Sitting among the upper echelon of Canadian startups, artificial intelligence (AI) company Cohere is at the centre of a legal battle. 

Co-founded by U of T alumni Aidan Gomez, and last valued at 5.5 billion USD, Cohere is facing a lawsuit by a coalition of major news organizations for systematic copyright and trademark infringement. The plaintiffs in the case include the Toronto Star, Forbes, The Atlantic, The Guardian, Vox Media, and Politico

Their lawsuit, filed in the Southern District of New York on February 13, alleges that Cohere unlawfully used the organizations’ content and trademark without compensation.

Understanding the AI landscape 

The legal AI landscape is filled with lawsuits over intellectual property (IP) infringements: when creative or protected work is used without permission. This is not the only recent IP lawsuit against an AI company; in November 2024, a coalition of major news organizations sued OpenAI for scraping. The charges in both cases highlight a broader issue: whether AI model training qualifies as ‘fair use’ under copyright law.

Fair use refers to the legally accepted use of copyrighted works without the owner’s permission, typically when the use benefits the public and does not harm the copyright holder economically. In essence, if the use is fair, it is legal. 

However, applying these principles to generative AI is complicated. Large language models (LLMs) such as OpenAIs must be fed with content across the web through a process called scraping — the process of using software to extract and export data from websites — to build their knowledge base. It remains unclear whether this practice violates copyright law or constitutes fair use.

In an interview with The Varsity, Nisarg Shah, an associate professor at the Department of Computer Science and the research lead for ethics of AI at the Schwartz Reisman Institute for Technology and Society, explained that current copyright frameworks were not designed to handle the nature of AI systems.

“A lot of the current laws are written with deterministic processes in mind,” he said. He added that such processes in the law fail when systems like an LLM operate using randomized processes, making it hard to tell whether their use of copyrighted information violates the laws.
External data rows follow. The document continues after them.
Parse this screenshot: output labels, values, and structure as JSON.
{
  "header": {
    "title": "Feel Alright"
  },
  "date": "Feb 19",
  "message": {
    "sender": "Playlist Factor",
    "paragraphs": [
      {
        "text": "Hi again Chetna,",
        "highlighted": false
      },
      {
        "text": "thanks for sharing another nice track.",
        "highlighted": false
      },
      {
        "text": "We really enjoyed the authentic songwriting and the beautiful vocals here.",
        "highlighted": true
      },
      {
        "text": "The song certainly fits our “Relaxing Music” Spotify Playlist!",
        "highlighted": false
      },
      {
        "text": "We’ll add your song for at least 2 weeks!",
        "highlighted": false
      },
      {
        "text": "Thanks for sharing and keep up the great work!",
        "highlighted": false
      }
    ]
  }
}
“[How] do you deal with that in a legal framework?”

The lawsuit against Cohere

The lawsuit accuses Cohere of two breaches: systematic copyright and trademark infringement. According to the plaintiffs, Cohere’s AI models were trained using scraped versions of their articles “Without permission or compensation.” 

Their legal documents specifically emphasize the model’s use of the C4 dataset — created by a group of Google engineers — for training: a free resource that contains the plaintiffs’ copyrighted material. Many of the plaintiffs’ articles are behind paywalls, which makes unauthorized usage particularly problematic. 
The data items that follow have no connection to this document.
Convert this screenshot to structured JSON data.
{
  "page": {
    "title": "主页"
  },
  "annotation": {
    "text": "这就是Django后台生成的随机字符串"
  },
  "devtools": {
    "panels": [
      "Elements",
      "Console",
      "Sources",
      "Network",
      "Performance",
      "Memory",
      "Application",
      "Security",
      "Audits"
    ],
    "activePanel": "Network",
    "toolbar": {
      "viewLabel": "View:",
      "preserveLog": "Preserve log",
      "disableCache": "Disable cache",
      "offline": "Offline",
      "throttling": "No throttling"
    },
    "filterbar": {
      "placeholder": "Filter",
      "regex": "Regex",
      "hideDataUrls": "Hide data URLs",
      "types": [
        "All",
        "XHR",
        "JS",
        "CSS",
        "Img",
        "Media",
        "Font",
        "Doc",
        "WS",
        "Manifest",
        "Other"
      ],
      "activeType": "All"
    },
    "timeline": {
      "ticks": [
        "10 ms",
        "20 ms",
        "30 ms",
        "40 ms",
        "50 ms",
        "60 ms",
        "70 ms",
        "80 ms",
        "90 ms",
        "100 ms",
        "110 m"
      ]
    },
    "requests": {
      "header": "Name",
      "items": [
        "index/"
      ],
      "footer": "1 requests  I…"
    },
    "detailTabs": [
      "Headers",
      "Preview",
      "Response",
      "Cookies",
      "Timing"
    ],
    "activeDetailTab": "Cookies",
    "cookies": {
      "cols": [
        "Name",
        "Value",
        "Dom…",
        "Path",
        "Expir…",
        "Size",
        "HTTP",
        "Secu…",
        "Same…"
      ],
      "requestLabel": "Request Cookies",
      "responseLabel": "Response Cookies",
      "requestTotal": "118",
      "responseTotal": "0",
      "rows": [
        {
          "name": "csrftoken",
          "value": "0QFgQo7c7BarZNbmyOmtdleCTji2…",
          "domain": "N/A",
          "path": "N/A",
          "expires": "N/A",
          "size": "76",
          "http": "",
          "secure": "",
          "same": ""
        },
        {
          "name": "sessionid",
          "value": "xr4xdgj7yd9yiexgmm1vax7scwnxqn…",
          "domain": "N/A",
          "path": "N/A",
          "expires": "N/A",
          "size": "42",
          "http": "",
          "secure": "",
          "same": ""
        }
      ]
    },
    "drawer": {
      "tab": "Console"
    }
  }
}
The lawsuit highlights concerns within the publishing industry over AI companies’ business models that rely on large-scale data scraping of proprietary content. In their complaint, the plaintiffs argued that Cohere exploits publishers’ creative efforts and investments to boost its own profits.

A key allegation distinguishing this case from the OpenAI lawsuit is the claim that Cohere’s LLM commits trademark infringement by manufacturing articles and falsely attributing them to these news organizations. The plaintiffs argued that this misleads the public and damages the organizations’ credibility. 
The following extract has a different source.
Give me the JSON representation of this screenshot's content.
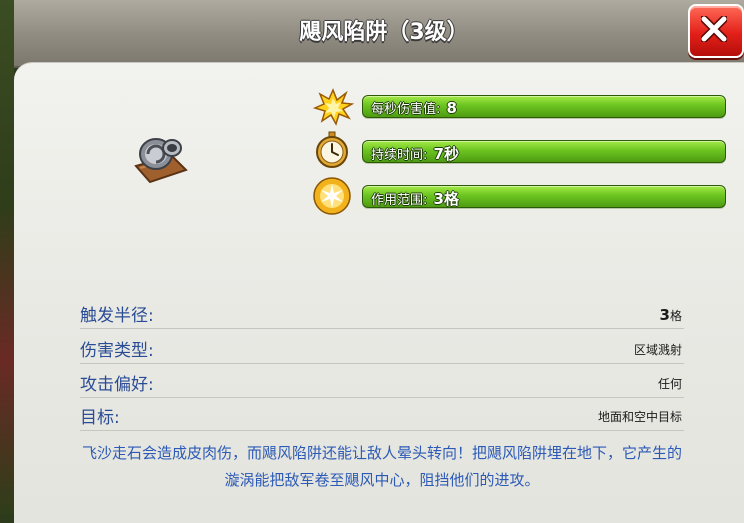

The plaintiffs are seeking up to $150,000 USD per infringed work and a court order preventing Cohere from using their copyrighted works.

Cohere’s defense response

In a statement to the Financial Post, Cohere spokesperson Josh Gartner called the lawsuit “misguided and frivolous.” He defended the company’s AI training practices, emphasizing their commitment to respecting IP:

“Cohere strongly stands by its practices for responsibly training its enterprise AI. We have long prioritized controls that mitigate the risk of IP infringement and respect the rights of holders,” Gartner said, adding that Cohere “expects the matter to be resolved in our favor.”

Cohere’s Co-Founder and Chief Executive Officer, Aidan Gomez, also weighed in on the matter. On February 8, just days before the lawsuit was filed, he posted on X:

“AI is only as useful as the data it can access, and the systems it can control. If it can’t see the data that answers your question, or can’t control the systems needed to automate, then value is left on the table.”

Next steps

The case is still in its early stages, with court dates yet to be set. Given the high stakes and the number of similar lawsuits, the outcome will set an important precedent for both AI companies and media organizations.

Will Cohere have to strike a deal with news organizations to use their work, as OpenAI did with The Atlantic and Vox Media? Or will the courts side with AI developers, ensuring that Western AI companies remain dominant, especially amid the ongoing ‘AI arms race’ with China?